Pero estaba el sexto, otro mansurrón, como todas las corridas, bien mordido por Agustín Navarro, quien demostró con una muleta que ostentaba una calidad suprema en su muy moderado asalto.

Y Marín se dedicó a la lidia, lentamente, bajando las manos, gustandose, alargando el camino del toro, e imbuyendo de arte un ambiente ya calentado por la clase del toro. Fueron seis lotes, tres de derecha y tres de izquierda, todos llenos, pero la corrida fue verdaderamente natural, y en dos entregas que culminaron en dos eternos sobrenaturales, llenos de exquisita elegancia. Después de matar con un empujón levemente desprendido, se llevó con todos los honores los trofeos que la Gran Puerta le abrió.

López Simón, el tercero del cartel, entregó al público el primero, y desde el centro del ruedo llamó al toro de las estatuas. El animal no obedeció y corrió encima de él, se volvió y buscó ferozmente una follada espectacular que, afortunadamente, se quedó sola en una tremenda paliza. Luego de unos momentos de forzado descanso para recuperar el aliento, volvió a enfrentarse a su oponente, marginado y aburrido, lo que solo le permitió demostrar un coraje indescriptible, pero nada más. Tampoco encontró el esplendor antes del quinto, muy tímido.

Sea como fuere, Las Ventas vivió una tarde para el recuerdo protagonizada por dos artistas desbordantes de inspiración.

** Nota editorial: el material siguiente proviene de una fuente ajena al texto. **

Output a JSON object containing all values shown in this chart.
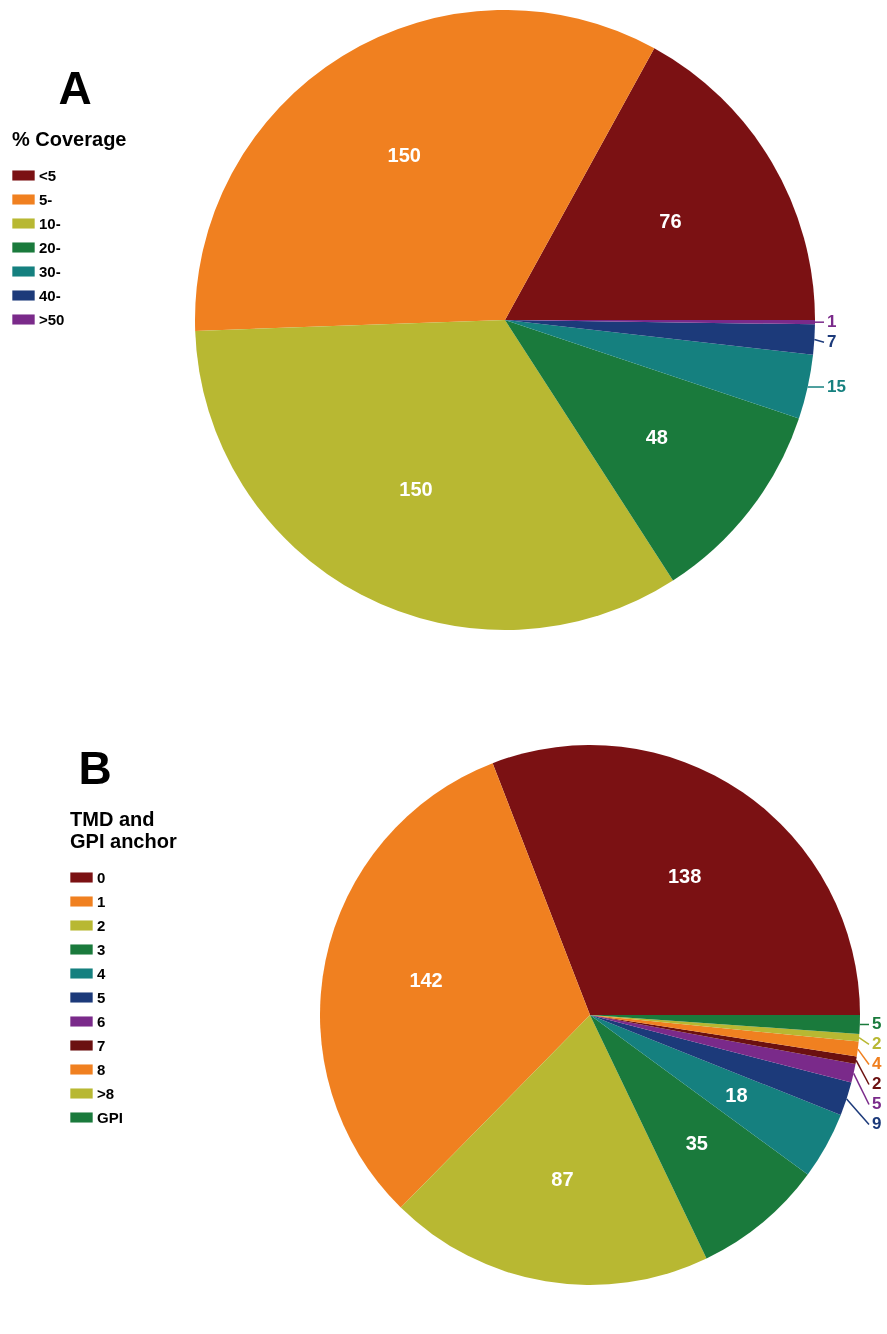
{
  "chart_data": [
    {
      "type": "pie",
      "title": "A",
      "legend_title": "% Coverage",
      "legend": "left",
      "data_labels": true,
      "categories": [
        "<5",
        "5-",
        "10-",
        "20-",
        "30-",
        "40-",
        ">50"
      ],
      "values": [
        76,
        150,
        150,
        48,
        15,
        7,
        1
      ],
      "colors": [
        "#7b1113",
        "#f08020",
        "#b8b832",
        "#1a7a3c",
        "#15807f",
        "#1c3a7a",
        "#7a2a8a"
      ]
    },
    {
      "type": "pie",
      "title": "B",
      "legend_title": "TMD and GPI anchor",
      "legend": "left",
      "data_labels": true,
      "categories": [
        "0",
        "1",
        "2",
        "3",
        "4",
        "5",
        "6",
        "7",
        "8",
        ">8",
        "GPI"
      ],
      "values": [
        138,
        142,
        87,
        35,
        18,
        9,
        5,
        2,
        4,
        2,
        5
      ],
      "colors": [
        "#7b1113",
        "#f08020",
        "#b8b832",
        "#1a7a3c",
        "#15807f",
        "#1c3a7a",
        "#7a2a8a",
        "#6b1010",
        "#f08020",
        "#b8b832",
        "#1a7a3c"
      ]
    }
  ]
}
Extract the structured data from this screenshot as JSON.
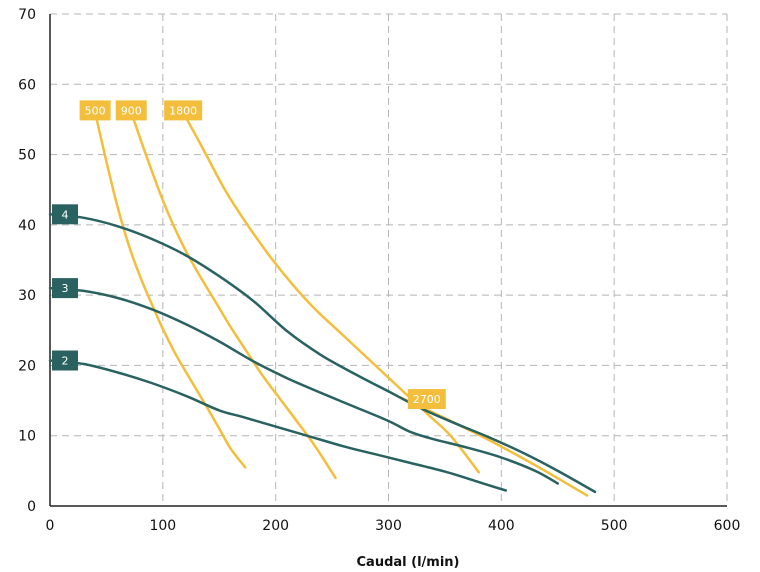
{
  "chart_data": {
    "type": "line",
    "title": "",
    "xlabel": "Caudal (l/min)",
    "ylabel": "",
    "xlim": [
      0,
      600
    ],
    "ylim": [
      0,
      70
    ],
    "xticks": [
      0,
      100,
      200,
      300,
      400,
      500,
      600
    ],
    "yticks": [
      0,
      10,
      20,
      30,
      40,
      50,
      60,
      70
    ],
    "grid": true,
    "colors": {
      "system": "#2a6262",
      "speed": "#f3be3b"
    },
    "system_curves": [
      {
        "name": "4",
        "x": [
          0,
          30,
          60,
          90,
          120,
          150,
          180,
          210,
          240,
          270,
          300,
          330,
          360,
          390,
          420,
          450,
          483
        ],
        "y": [
          41.5,
          41,
          39.8,
          38,
          35.7,
          32.7,
          29.2,
          24.9,
          21.5,
          18.8,
          16.3,
          13.8,
          11.7,
          9.7,
          7.5,
          5.0,
          2.0
        ]
      },
      {
        "name": "3",
        "x": [
          0,
          30,
          60,
          90,
          120,
          150,
          180,
          210,
          240,
          270,
          300,
          320,
          340,
          370,
          400,
          430,
          450
        ],
        "y": [
          31,
          30.6,
          29.6,
          28,
          25.9,
          23.4,
          20.6,
          18.2,
          16.1,
          14.1,
          12.1,
          10.5,
          9.5,
          8.3,
          6.9,
          5.0,
          3.2
        ]
      },
      {
        "name": "2",
        "x": [
          0,
          30,
          60,
          90,
          120,
          150,
          170,
          200,
          230,
          260,
          290,
          320,
          350,
          380,
          404
        ],
        "y": [
          20.7,
          20.2,
          19.0,
          17.5,
          15.7,
          13.6,
          12.7,
          11.3,
          9.9,
          8.5,
          7.3,
          6.1,
          4.9,
          3.4,
          2.2
        ]
      }
    ],
    "speed_curves": [
      {
        "name": "500",
        "x": [
          40,
          50,
          60,
          70,
          80,
          90,
          100,
          110,
          120,
          130,
          140,
          150,
          160,
          173
        ],
        "y": [
          56,
          49,
          42.5,
          37,
          32.6,
          28.8,
          25.2,
          22.0,
          19.2,
          16.5,
          13.8,
          11.0,
          8.2,
          5.5
        ]
      },
      {
        "name": "900",
        "x": [
          72,
          85,
          100,
          115,
          130,
          145,
          160,
          175,
          190,
          205,
          220,
          235,
          253
        ],
        "y": [
          56,
          50,
          43.5,
          38,
          33.5,
          29.5,
          25.5,
          21.8,
          18.2,
          15.0,
          11.8,
          8.5,
          4.0
        ]
      },
      {
        "name": "1800",
        "x": [
          118,
          135,
          155,
          175,
          195,
          215,
          235,
          255,
          275,
          295,
          315,
          335,
          355,
          380
        ],
        "y": [
          56,
          51,
          45,
          40,
          35.5,
          31.5,
          28,
          25,
          22,
          19,
          16,
          13,
          10,
          4.8
        ]
      },
      {
        "name": "2700",
        "x": [
          310,
          350,
          390,
          430,
          476
        ],
        "y": [
          15.5,
          12.5,
          9.3,
          5.8,
          1.5
        ]
      }
    ]
  }
}
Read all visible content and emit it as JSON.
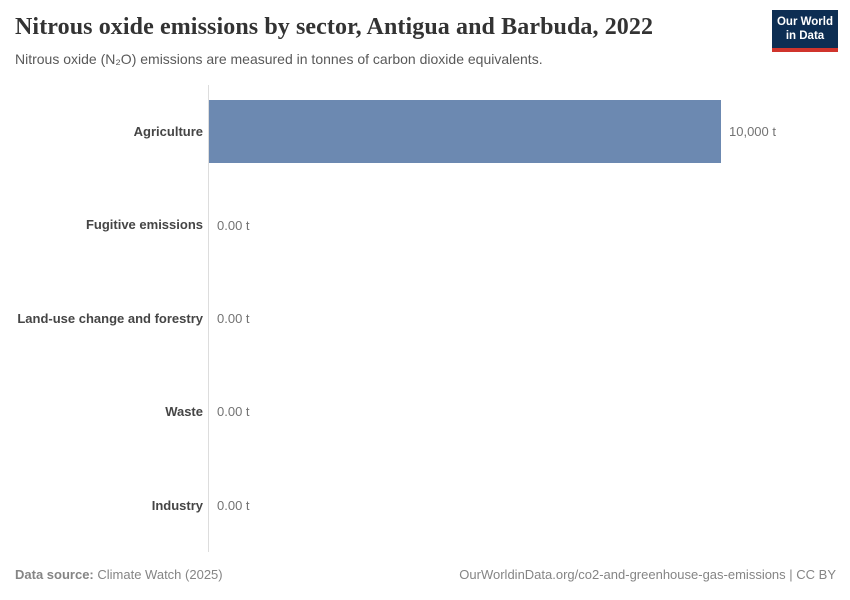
{
  "header": {
    "title": "Nitrous oxide emissions by sector, Antigua and Barbuda, 2022",
    "subtitle": "Nitrous oxide (N₂O) emissions are measured in tonnes of carbon dioxide equivalents.",
    "logo": {
      "line1": "Our World",
      "line2": "in Data"
    }
  },
  "chart_data": {
    "type": "bar",
    "orientation": "horizontal",
    "title": "Nitrous oxide emissions by sector, Antigua and Barbuda, 2022",
    "subtitle": "Nitrous oxide (N₂O) emissions are measured in tonnes of carbon dioxide equivalents.",
    "categories": [
      "Agriculture",
      "Fugitive emissions",
      "Land-use change and forestry",
      "Waste",
      "Industry"
    ],
    "values": [
      10000,
      0,
      0,
      0,
      0
    ],
    "value_labels": [
      "10,000 t",
      "0.00 t",
      "0.00 t",
      "0.00 t",
      "0.00 t"
    ],
    "unit": "t",
    "xlabel": "",
    "ylabel": "",
    "xlim": [
      0,
      10000
    ],
    "grid": false,
    "legend": "none",
    "bar_color": "#6c89b1",
    "axis_color": "#dddddd"
  },
  "footer": {
    "datasource_label": "Data source:",
    "datasource_value": "Climate Watch (2025)",
    "attribution": "OurWorldinData.org/co2-and-greenhouse-gas-emissions | CC BY"
  },
  "colors": {
    "title": "#333333",
    "subtitle": "#595959",
    "category_label": "#454545",
    "value_label": "#737373",
    "footer_text": "#858585",
    "logo_background": "#0d2e53",
    "logo_accent": "#d0342c",
    "bar": "#6c89b1"
  }
}
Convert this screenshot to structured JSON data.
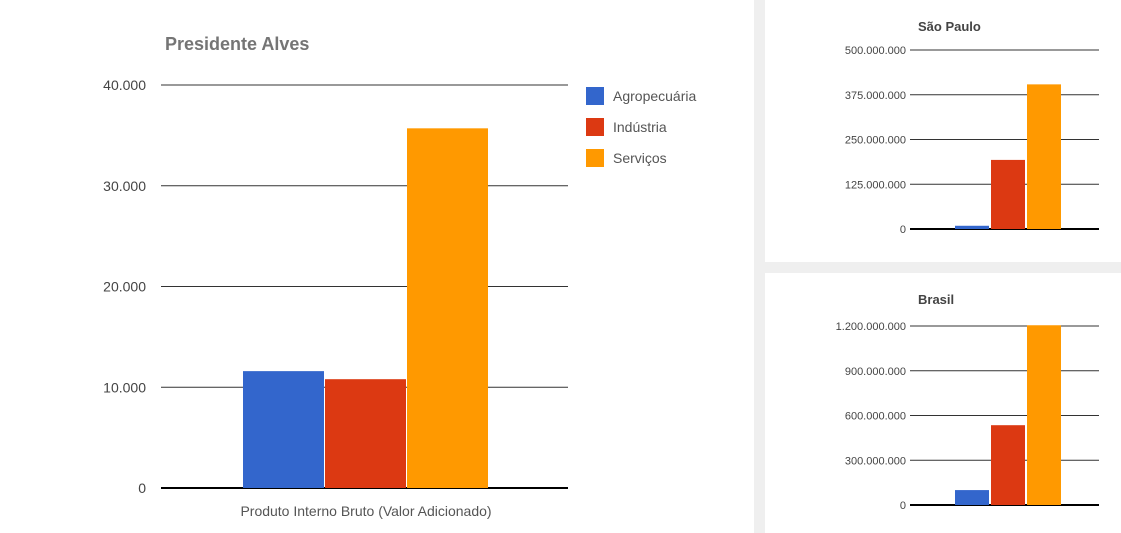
{
  "colors": {
    "agropecuaria": "#3366cc",
    "industria": "#dc3912",
    "servicos": "#ff9900",
    "gridline": "#333333",
    "axis": "#000000"
  },
  "chart_data": [
    {
      "type": "bar",
      "title": "Presidente Alves",
      "categories": [
        "Produto Interno Bruto (Valor Adicionado)"
      ],
      "series": [
        {
          "name": "Agropecuária",
          "values": [
            11600
          ]
        },
        {
          "name": "Indústria",
          "values": [
            10800
          ]
        },
        {
          "name": "Serviços",
          "values": [
            35700
          ]
        }
      ],
      "ylim": [
        0,
        40000
      ],
      "yticks": [
        "0",
        "10.000",
        "20.000",
        "30.000",
        "40.000"
      ],
      "legend": "right",
      "grid": true
    },
    {
      "type": "bar",
      "title": "São Paulo",
      "categories": [
        ""
      ],
      "series": [
        {
          "name": "Agropecuária",
          "values": [
            9000000
          ]
        },
        {
          "name": "Indústria",
          "values": [
            193000000
          ]
        },
        {
          "name": "Serviços",
          "values": [
            404000000
          ]
        }
      ],
      "ylim": [
        0,
        500000000
      ],
      "yticks": [
        "0",
        "125.000.000",
        "250.000.000",
        "375.000.000",
        "500.000.000"
      ],
      "legend": "none",
      "grid": true
    },
    {
      "type": "bar",
      "title": "Brasil",
      "categories": [
        ""
      ],
      "series": [
        {
          "name": "Agropecuária",
          "values": [
            100000000
          ]
        },
        {
          "name": "Indústria",
          "values": [
            535000000
          ]
        },
        {
          "name": "Serviços",
          "values": [
            1205000000
          ]
        }
      ],
      "ylim": [
        0,
        1200000000
      ],
      "yticks": [
        "0",
        "300.000.000",
        "600.000.000",
        "900.000.000",
        "1.200.000.000"
      ],
      "legend": "none",
      "grid": true
    }
  ]
}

Uno nunca podría soñar con un mejor final de año.

Alcurrucén / Morante, L. Simón, Marín

Toros alcurrucén, bien presentados, astifinos, mansos, blandos y marginados; se distinguió en el sexto por su calidad en el tercero de muleta.

Morante de la Puebla: empujón (oreja) ligeramente caído; dos golpes y medio bajos (silencio).

López Simón: gran empujón (ovación); estocada ligeramente caída (silencio).

Ginés Marín: gran empujón (ovación); estocada (dos orejas). Salió de la Gran Puerta sobre sus hombros.

Plaza de Las Ventas. 12 de octubre. Novena y última carrera justa. Lleno de «sin boletos» con una capacidad superior al 50 por ciento.